ReShelle Barrett, CFP®
I tend to get the question “How will the market react if so-and-so wins” often in presidential election years. If I had a crystal ball (and I have one on my desk but it actually only looks pretty), I would be able to answer that question. Even with historical statistics, no one knows how the markets will perform regardless of what they tell you or what they’re selling. Historically, the numbers indicate that the market tends to perform in positive territory (see table below) in presidential election years. The reality is that is more likely based on fundamental economic data and corporate dynamics rather than the political environment of the time.
So to answer the question, I like to use some familiar names as examples when I’m asked about market timing. Although we all may have strong opinions about how the country and world will react if/when so-and-so gets elected but ask yourself – will you drink less soda on November 9th if a republican gets elected? Will you turn your lights on less if a Democrat gets elected? Will you use less toilet paper? Will you still take your medications? Will you still repair your car when it doesn’t pass inspection? Will you still get up and go to work the next day? If you answer “yes” to any of these questions, then you should get the point. It’s much more important to understand the fundamentals of corporate balance sheets rather than focus on a specific event.

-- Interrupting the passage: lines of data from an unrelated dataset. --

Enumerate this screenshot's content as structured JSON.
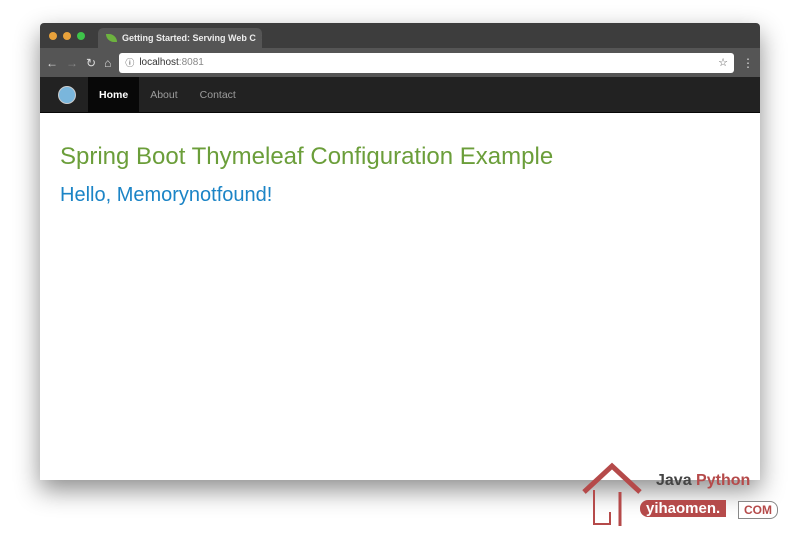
{
  "browser": {
    "tab_title": "Getting Started: Serving Web C",
    "url_host": "localhost",
    "url_port": ":8081"
  },
  "navbar": {
    "items": [
      {
        "label": "Home",
        "active": true
      },
      {
        "label": "About"
      },
      {
        "label": "Contact"
      }
    ]
  },
  "content": {
    "title": "Spring Boot Thymeleaf Configuration Example",
    "greeting": "Hello, Memorynotfound!"
  },
  "colors": {
    "title": "#6b9e3a",
    "greeting": "#1b84c6",
    "navbar": "#222222"
  },
  "watermark": {
    "line1a": "Java",
    "line1b": "Python",
    "line2": "yihaomen.",
    "line3": "COM"
  }
}
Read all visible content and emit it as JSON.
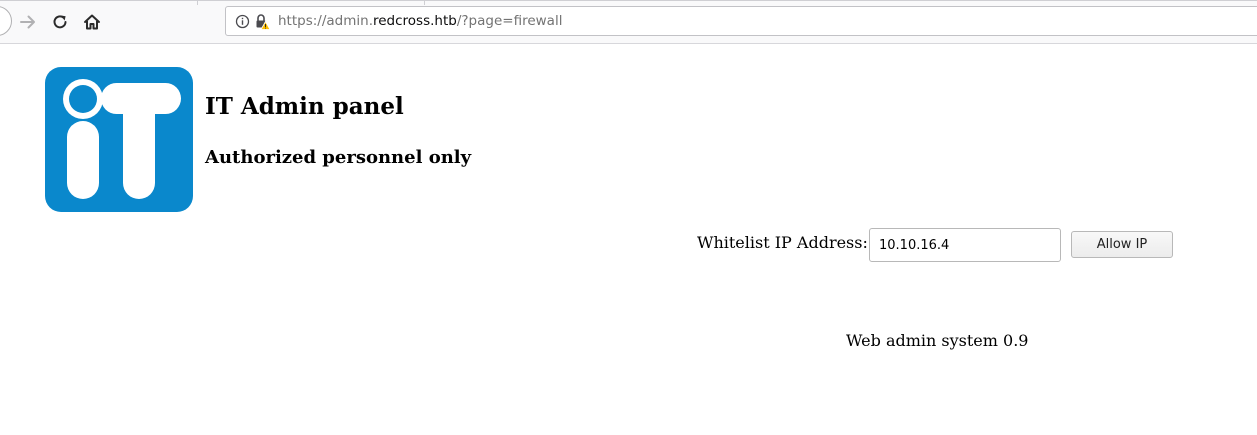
{
  "browser": {
    "url": {
      "scheme": "https://admin.",
      "host": "redcross.htb",
      "path": "/?page=firewall"
    }
  },
  "page": {
    "title": "IT Admin panel",
    "subtitle": "Authorized personnel only",
    "whitelist": {
      "label": "Whitelist IP Address:",
      "value": "10.10.16.4",
      "button_label": "Allow IP"
    },
    "footer": "Web admin system 0.9"
  },
  "colors": {
    "logo_blue": "#0a88cc"
  }
}
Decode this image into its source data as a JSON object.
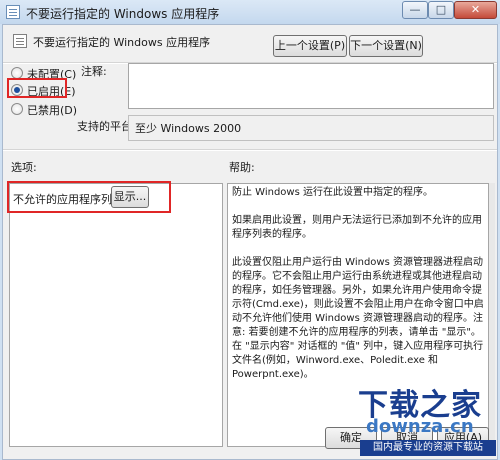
{
  "window": {
    "title": "不要运行指定的 Windows 应用程序",
    "min_glyph": "—",
    "max_glyph": "□",
    "close_glyph": "✕"
  },
  "header": {
    "title": "不要运行指定的 Windows 应用程序",
    "prev_label": "上一个设置(P)",
    "next_label": "下一个设置(N)"
  },
  "state": {
    "options": [
      {
        "label": "未配置(C)",
        "checked": false
      },
      {
        "label": "已启用(E)",
        "checked": true
      },
      {
        "label": "已禁用(D)",
        "checked": false
      }
    ]
  },
  "notes_label": "注释:",
  "platform": {
    "label": "支持的平台:",
    "value": "至少 Windows 2000"
  },
  "options_label": "选项:",
  "help_label": "帮助:",
  "options_pane": {
    "disallow_label": "不允许的应用程序列表",
    "show_button": "显示..."
  },
  "help": {
    "paragraphs": [
      "防止 Windows 运行在此设置中指定的程序。",
      "如果启用此设置，则用户无法运行已添加到不允许的应用程序列表的程序。",
      "此设置仅阻止用户运行由 Windows 资源管理器进程启动的程序。它不会阻止用户运行由系统进程或其他进程启动的程序，如任务管理器。另外，如果允许用户使用命令提示符(Cmd.exe)，则此设置不会阻止用户在命令窗口中启动不允许他们使用 Windows 资源管理器启动的程序。注意: 若要创建不允许的应用程序的列表，请单击 \"显示\"。在 \"显示内容\" 对话框的 \"值\" 列中，键入应用程序可执行文件名(例如，Winword.exe、Poledit.exe 和 Powerpnt.exe)。"
    ]
  },
  "footer": {
    "ok_label": "确定",
    "cancel_label": "取消",
    "apply_label": "应用(A)"
  },
  "watermark": {
    "title": "下载之家",
    "url": "downza.cn",
    "tagline": "国内最专业的资源下载站"
  },
  "colors": {
    "highlight_box": "#e02626",
    "titlebar": "#c4d8ee",
    "watermark_brand": "#1a3e8f"
  }
}
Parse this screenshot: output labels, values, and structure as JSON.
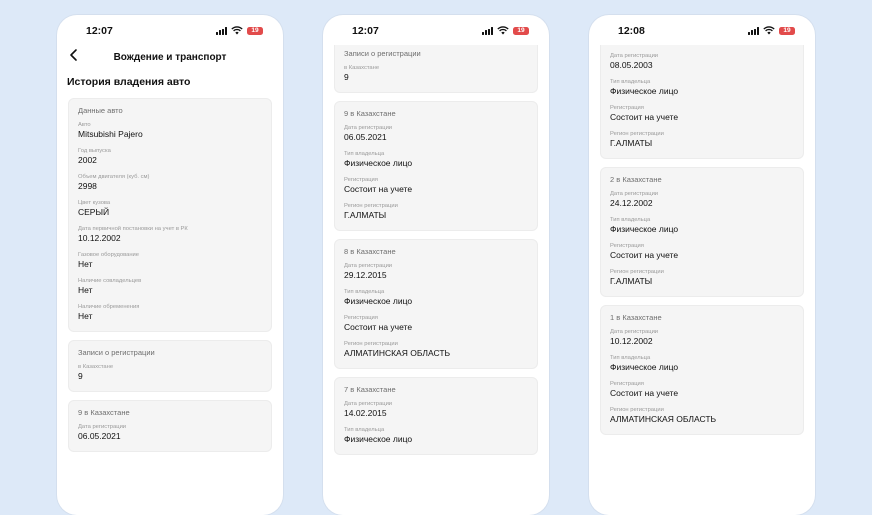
{
  "status": {
    "time1": "12:07",
    "time2": "12:07",
    "time3": "12:08",
    "battery": "19",
    "battery_color": "#e24b4b"
  },
  "icons": {
    "signal": "cellular-signal-icon",
    "wifi": "wifi-icon",
    "battery": "battery-icon",
    "back": "chevron-left-icon"
  },
  "screen1": {
    "nav_title": "Вождение и транспорт",
    "page_title": "История владения авто",
    "car_card": {
      "title": "Данные авто",
      "fields": [
        {
          "label": "Авто",
          "value": "Mitsubishi Pajero"
        },
        {
          "label": "Год выпуска",
          "value": "2002"
        },
        {
          "label": "Объем двигателя (куб. см)",
          "value": "2998"
        },
        {
          "label": "Цвет кузова",
          "value": "СЕРЫЙ"
        },
        {
          "label": "Дата первичной постановки на учет в РК",
          "value": "10.12.2002"
        },
        {
          "label": "Газовое оборудование",
          "value": "Нет"
        },
        {
          "label": "Наличие совладельцев",
          "value": "Нет"
        },
        {
          "label": "Наличие обременения",
          "value": "Нет"
        }
      ]
    },
    "records_card": {
      "title": "Записи о регистрации",
      "label": "в Казахстане",
      "value": "9"
    },
    "partial_card": {
      "title": "9 в Казахстане",
      "label": "Дата регистрации",
      "value": "06.05.2021"
    }
  },
  "screen2": {
    "records_card": {
      "title": "Записи о регистрации",
      "label": "в Казахстане",
      "value": "9"
    },
    "cards": [
      {
        "title": "9 в Казахстане",
        "fields": [
          {
            "label": "Дата регистрации",
            "value": "06.05.2021"
          },
          {
            "label": "Тип владельца",
            "value": "Физическое лицо"
          },
          {
            "label": "Регистрация",
            "value": "Состоит на учете"
          },
          {
            "label": "Регион регистрации",
            "value": "Г.АЛМАТЫ"
          }
        ]
      },
      {
        "title": "8 в Казахстане",
        "fields": [
          {
            "label": "Дата регистрации",
            "value": "29.12.2015"
          },
          {
            "label": "Тип владельца",
            "value": "Физическое лицо"
          },
          {
            "label": "Регистрация",
            "value": "Состоит на учете"
          },
          {
            "label": "Регион регистрации",
            "value": "АЛМАТИНСКАЯ ОБЛАСТЬ"
          }
        ]
      },
      {
        "title": "7 в Казахстане",
        "fields": [
          {
            "label": "Дата регистрации",
            "value": "14.02.2015"
          },
          {
            "label": "Тип владельца",
            "value": "Физическое лицо"
          }
        ]
      }
    ]
  },
  "screen3": {
    "top_card": {
      "fields": [
        {
          "label": "Дата регистрации",
          "value": "08.05.2003"
        },
        {
          "label": "Тип владельца",
          "value": "Физическое лицо"
        },
        {
          "label": "Регистрация",
          "value": "Состоит на учете"
        },
        {
          "label": "Регион регистрации",
          "value": "Г.АЛМАТЫ"
        }
      ]
    },
    "cards": [
      {
        "title": "2 в Казахстане",
        "fields": [
          {
            "label": "Дата регистрации",
            "value": "24.12.2002"
          },
          {
            "label": "Тип владельца",
            "value": "Физическое лицо"
          },
          {
            "label": "Регистрация",
            "value": "Состоит на учете"
          },
          {
            "label": "Регион регистрации",
            "value": "Г.АЛМАТЫ"
          }
        ]
      },
      {
        "title": "1 в Казахстане",
        "fields": [
          {
            "label": "Дата регистрации",
            "value": "10.12.2002"
          },
          {
            "label": "Тип владельца",
            "value": "Физическое лицо"
          },
          {
            "label": "Регистрация",
            "value": "Состоит на учете"
          },
          {
            "label": "Регион регистрации",
            "value": "АЛМАТИНСКАЯ ОБЛАСТЬ"
          }
        ]
      }
    ]
  }
}
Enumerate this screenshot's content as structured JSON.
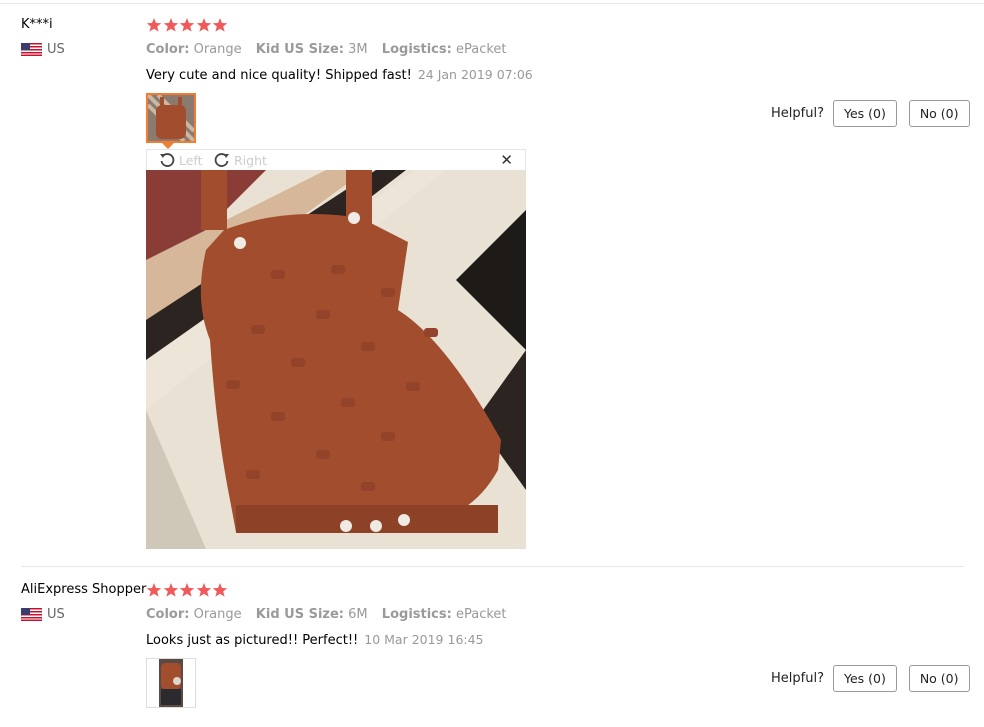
{
  "reviews": [
    {
      "user": "K***i",
      "country": "US",
      "rating": 5,
      "attributes": [
        {
          "key": "Color:",
          "value": "Orange"
        },
        {
          "key": "Kid US Size:",
          "value": "3M"
        },
        {
          "key": "Logistics:",
          "value": "ePacket"
        }
      ],
      "comment": "Very cute and nice quality! Shipped fast!",
      "date": "24 Jan 2019 07:06",
      "helpful_label": "Helpful?",
      "yes_label": "Yes (0)",
      "no_label": "No (0)"
    },
    {
      "user": "AliExpress Shopper",
      "country": "US",
      "rating": 5,
      "attributes": [
        {
          "key": "Color:",
          "value": "Orange"
        },
        {
          "key": "Kid US Size:",
          "value": "6M"
        },
        {
          "key": "Logistics:",
          "value": "ePacket"
        }
      ],
      "comment": "Looks just as pictured!! Perfect!!",
      "date": "10 Mar 2019 16:45",
      "helpful_label": "Helpful?",
      "yes_label": "Yes (0)",
      "no_label": "No (0)"
    }
  ],
  "viewer": {
    "rotate_left": "Left",
    "rotate_right": "Right",
    "close": "✕"
  },
  "colors": {
    "star": "#f05a5a",
    "accent": "#f17d30",
    "product": "#a24e2e"
  }
}
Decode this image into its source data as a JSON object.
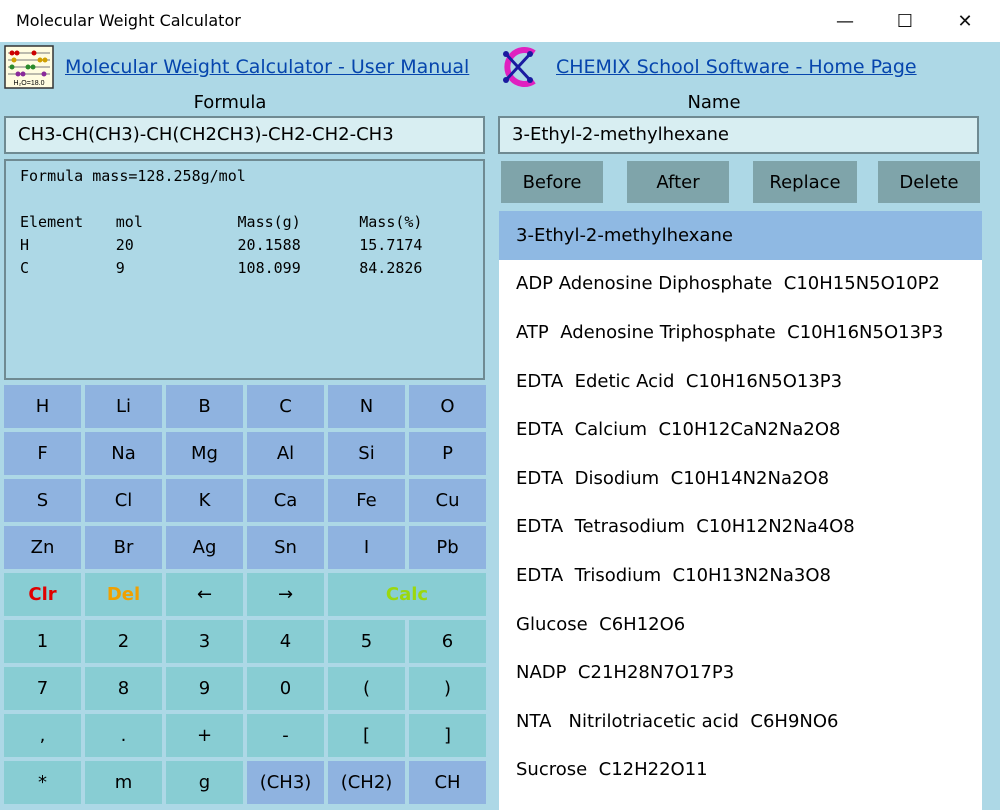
{
  "window": {
    "title": "Molecular Weight Calculator",
    "minimize": "—",
    "maximize": "☐",
    "close": "✕"
  },
  "links": {
    "manual": "Molecular Weight Calculator - User Manual",
    "home": "CHEMIX School Software - Home Page"
  },
  "logo_left": {
    "text": "H₂O=18.0"
  },
  "labels": {
    "formula": "Formula",
    "name": "Name"
  },
  "formula_value": "CH3-CH(CH3)-CH(CH2CH3)-CH2-CH2-CH3",
  "name_value": "3-Ethyl-2-methylhexane",
  "results": {
    "mass_line": "Formula mass=128.258g/mol",
    "headers": [
      "Element",
      "mol",
      "Mass(g)",
      "Mass(%)"
    ],
    "rows": [
      [
        "H",
        "20",
        "20.1588",
        "15.7174"
      ],
      [
        "C",
        "9",
        "108.099",
        "84.2826"
      ]
    ]
  },
  "keypad": {
    "elements": [
      "H",
      "Li",
      "B",
      "C",
      "N",
      "O",
      "F",
      "Na",
      "Mg",
      "Al",
      "Si",
      "P",
      "S",
      "Cl",
      "K",
      "Ca",
      "Fe",
      "Cu",
      "Zn",
      "Br",
      "Ag",
      "Sn",
      "I",
      "Pb"
    ],
    "controls": {
      "clr": "Clr",
      "del": "Del",
      "left": "←",
      "right": "→",
      "calc": "Calc"
    },
    "digits": [
      "1",
      "2",
      "3",
      "4",
      "5",
      "6",
      "7",
      "8",
      "9",
      "0",
      "(",
      ")"
    ],
    "symbols": [
      ",",
      ".",
      "+",
      "-",
      "[",
      "]",
      "*",
      "m",
      "g",
      "(CH3)",
      "(CH2)",
      "CH"
    ]
  },
  "buttons": {
    "before": "Before",
    "after": "After",
    "replace": "Replace",
    "delete": "Delete"
  },
  "list": {
    "selected_index": 0,
    "items": [
      "3-Ethyl-2-methylhexane",
      "ADP Adenosine Diphosphate  C10H15N5O10P2",
      "ATP  Adenosine Triphosphate  C10H16N5O13P3",
      "EDTA  Edetic Acid  C10H16N5O13P3",
      "EDTA  Calcium  C10H12CaN2Na2O8",
      "EDTA  Disodium  C10H14N2Na2O8",
      "EDTA  Tetrasodium  C10H12N2Na4O8",
      "EDTA  Trisodium  C10H13N2Na3O8",
      "Glucose  C6H12O6",
      "NADP  C21H28N7O17P3",
      "NTA   Nitrilotriacetic acid  C6H9NO6",
      "Sucrose  C12H22O11"
    ]
  },
  "colors": {
    "background": "#add8e6",
    "key_blue": "#8fb3e0",
    "key_teal": "#88cdd3",
    "clr": "#e00000",
    "del": "#f0a000",
    "calc": "#9bd80e",
    "button": "#7fa4aa",
    "selected": "#8fb9e3",
    "link": "#0645ad"
  }
}
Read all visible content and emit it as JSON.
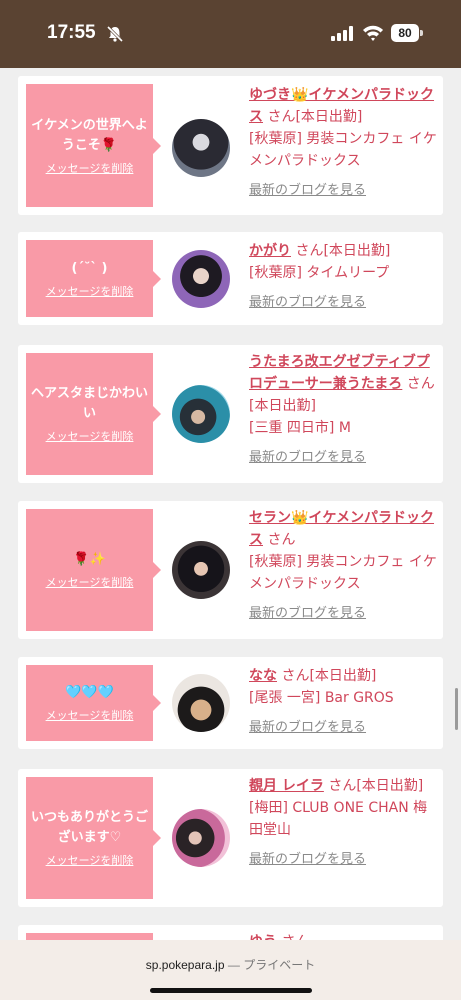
{
  "status": {
    "time": "17:55",
    "battery": "80"
  },
  "cards": [
    {
      "message": "イケメンの世界へようこそ🌹",
      "delete": "メッセージを削除",
      "name": "ゆづき👑イケメンパラドックス",
      "suffix": "さん[本日出勤]",
      "place": "[秋葉原] 男装コンカフェ イケメンパラドックス",
      "blog": "最新のブログを見る"
    },
    {
      "message": "(ˊ˘ˋ )",
      "delete": "メッセージを削除",
      "name": "かがり",
      "suffix": "さん[本日出勤]",
      "place": "[秋葉原] タイムリープ",
      "blog": "最新のブログを見る"
    },
    {
      "message": "ヘアスタまじかわいい",
      "delete": "メッセージを削除",
      "name": "うたまろ改エグゼブティブプロデューサー兼うたまろ",
      "suffix": "さん[本日出勤]",
      "place": "[三重 四日市] M",
      "blog": "最新のブログを見る"
    },
    {
      "message": "🌹✨",
      "delete": "メッセージを削除",
      "name": "セラン👑イケメンパラドックス",
      "suffix": "さん",
      "place": "[秋葉原] 男装コンカフェ イケメンパラドックス",
      "blog": "最新のブログを見る"
    },
    {
      "message": "🩵🩵🩵",
      "delete": "メッセージを削除",
      "name": "なな",
      "suffix": "さん[本日出勤]",
      "place": "[尾張 一宮] Bar GROS",
      "blog": "最新のブログを見る"
    },
    {
      "message": "いつもありがとうございます♡",
      "delete": "メッセージを削除",
      "name": "覩月 レイラ",
      "suffix": "さん[本日出勤]",
      "place": "[梅田] CLUB ONE CHAN 梅田堂山",
      "blog": "最新のブログを見る"
    },
    {
      "message": "",
      "delete": "",
      "name": "ゆう",
      "suffix": "さん",
      "place": "",
      "blog": ""
    }
  ],
  "urlbar": {
    "domain": "sp.pokepara.jp",
    "mode": "— プライベート"
  }
}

What we do know with a fair amount of certainty is that the market does not like uncertainty. This means we may see increased volatility over the next few months at least until after the election. A recent example that’s likely still fresh at least in my mind is Brexit. The global markets sold off as a reaction to the uncertainty and surprise of the vote but in the end (in this case literally one week) rationale would win out and the markets would stabilize. It is possible to see investors putting money into sectors that are likely to see increased spending over the next few years while less investor dollars going to sectors that are likely to see increased regulation. However, over the long run investors will make money regardless of who the next president of the United States will be.
We also know with a fair amount of certainty that roughly 50% of us are going to happy on November 8th and 50% of us are going to be extremely disappointed. So one way or another we all have to live with the outcome…unless of course you choose to relocate to another country!
So what I’ve found in the six going on seven election cycles I’ve been advising clients is that the future is always uncertain and the results of any election should not change your long-term investment strategy. Sound financial planning is the same today as it was 50 years ago, as it will be November 9th and as it is likely to be in 50 years from now. The same basic fundamentals still apply. Spend less than you earn, save as much as you can, use debt wisely, and consider time not timing when investing. Keep your short-term emergency money safe and liquid and invest your long-term monies in diversified, well balanced growth investments.
So rather than sit and watch the pundits and even the candidates for that matter and worry about the outcome, get out and vote…and leave your investment strategy alone!
Returns in Presidential Election Years | ||
Year | Return | Candidates |
1928 | 43.6% | Hoover vs. Smith |
1932 | -8.2% | Roosevelt vs. Hoover |
1936 | 33.9% | Roosevelt vs. Landon |
1940 | -9.8% | Roosevelt vs. Willkie |
1944 | 19.7% | Roosevelt vs. Dewey |
1948 | 5.5% | Truman vs. Dewey |
1952 | 18.4% | Eisenhower vs. Stevenson |
1956 | 6.6% | Eisenhower vs. Stevenson |
1960 | .50% | Kennedy vs. Nixon |
1964 | 16.5% | Johnson vs. Goldwater |
1968 | 11.1% | Nixon vs. Humphrey |
1972 | 19.0% | Nixon vs. McGovern |
1976 | 23.8% | Carter vs. Ford |
1980 | 32.4% | Reagan vs. Carter |
1984 | 6.3% | Reagan vs. Mondale |
1988 | 16.8% | Bush vs. Dukakis |
1992 | 7.6% | Clinton vs. Bush |
1996 | 23% | Clinton vs. Dole |
2000 | -9.1% | Bush vs. Gore |
2004 | 10.9% | Bush vs. Kerry |
2008 | -37% | Obama vs. McCain |
2012 | 16% | Obama vs. Romney |
2016 | ? | ? |
Table Shows S&P 500 Market Returns for Each Election Year Since 1928
Data is from Dimensional Funds Matrix Book.